Some people have the intent to purchase their home and stay there forever, while others have shorter-term plans . Both are great options to have, but in order to work out smoothly, need to be approached differently. This U.S. News & World Report article by Ray Boss Jr.provides simple guidelines to better position yourself if you’re buying a home that isn’t going to be your “forever” home.
Choosing the Right Home
No matter how long you plan on staying in your house, you always want to make sure you make a strong investment. This not only applies to your monthly mortgage payments and other out-of-pocket expenses, but also to its future resale ability when it’s time to sell.
Location, location, location. To focus on investing in your resale ability, begin by concentrating on the one thing you can’t change – the location of the property. Gather as much information as possible by looking to a number of different sources.
Investigate the neighborhood. If you’re out viewing the home in the day and feel comfortable enough, talk to a couple of the neighbors or go to the closest park and ask people how they like the neighborhood. Try to gauge whether it is on the up or downswing, and ask if there are any major upcoming changes.

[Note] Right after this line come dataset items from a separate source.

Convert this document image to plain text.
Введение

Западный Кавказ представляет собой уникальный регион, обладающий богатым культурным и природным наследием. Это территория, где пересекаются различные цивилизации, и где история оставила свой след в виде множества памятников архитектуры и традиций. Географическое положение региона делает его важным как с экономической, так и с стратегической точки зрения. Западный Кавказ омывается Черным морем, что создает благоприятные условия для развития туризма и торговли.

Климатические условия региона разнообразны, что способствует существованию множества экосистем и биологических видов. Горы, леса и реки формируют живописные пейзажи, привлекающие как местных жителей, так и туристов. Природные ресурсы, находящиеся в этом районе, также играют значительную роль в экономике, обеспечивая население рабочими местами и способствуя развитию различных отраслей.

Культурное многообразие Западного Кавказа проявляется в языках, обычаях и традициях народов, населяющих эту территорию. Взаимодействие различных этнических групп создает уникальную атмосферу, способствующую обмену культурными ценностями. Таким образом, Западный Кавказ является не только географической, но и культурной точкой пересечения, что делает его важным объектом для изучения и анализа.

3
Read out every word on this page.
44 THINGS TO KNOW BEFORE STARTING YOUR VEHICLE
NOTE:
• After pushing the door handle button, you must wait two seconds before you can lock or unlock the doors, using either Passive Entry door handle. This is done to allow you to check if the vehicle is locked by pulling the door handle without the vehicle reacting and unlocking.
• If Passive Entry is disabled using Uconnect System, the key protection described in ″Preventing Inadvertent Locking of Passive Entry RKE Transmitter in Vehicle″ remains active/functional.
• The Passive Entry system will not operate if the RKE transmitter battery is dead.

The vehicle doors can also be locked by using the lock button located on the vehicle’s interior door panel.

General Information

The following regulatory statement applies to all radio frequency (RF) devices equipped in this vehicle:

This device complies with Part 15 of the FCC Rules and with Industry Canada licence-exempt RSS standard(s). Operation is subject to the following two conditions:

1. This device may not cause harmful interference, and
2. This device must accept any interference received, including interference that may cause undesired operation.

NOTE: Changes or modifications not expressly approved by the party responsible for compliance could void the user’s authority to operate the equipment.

Know Your Limits. As for the house itself, you will need to ask yourself just how comfortable you are taking on projects. Keep this in mind: Smaller projects generally elicit a higher return on investment. They are less likely to lead to cost overruns and delays. You will have to evaluate both your willingness to put in sweat equity and hire a contractor, versus wanting a move-in ready house that you may have to pay more for.
Return on Investment
No matter how much you have, throwing money away is never a good idea. But why should a stronger focus be placed on return of investment with a five- to seven-year home versus a forever home? For the simple reason that most projects will be one-and-done and should a project go south and need to be either fixed or completely redone, you have less time to recoup the cost.
Make wise choices. When you buy a house, you’ll undoubtedly have a long list of items to fix and personalize it so it truly feels like your home.
It’s all about the return. According to Remodeling Magazine’s 2015 Cost vs. Value Report, the highest return on investment is likely to be yielded through smaller projects which will enhance the curb appeal of the home, including replacing the front door (101.8 percent), the garage door (88.4 percent), and siding (80.7 percent).
Exterior projects have a great ROI, but simple projects such as painting, decorating, changing handles and fixtures can give the house a personalized facelift without labor costs if you choose to undertake the task yourself.
Find the sweet spot. While you want your house to be aesthetically pleasing inside and out to create both a homey environment while you’re living there and an easier house to sell when the time comes, you also don’t want to overimprove. Take time on the weekends to visit open houses in your neighborhood to see what improvements are generally being made, and then follow the sales online to better judge what is creating the best resale value.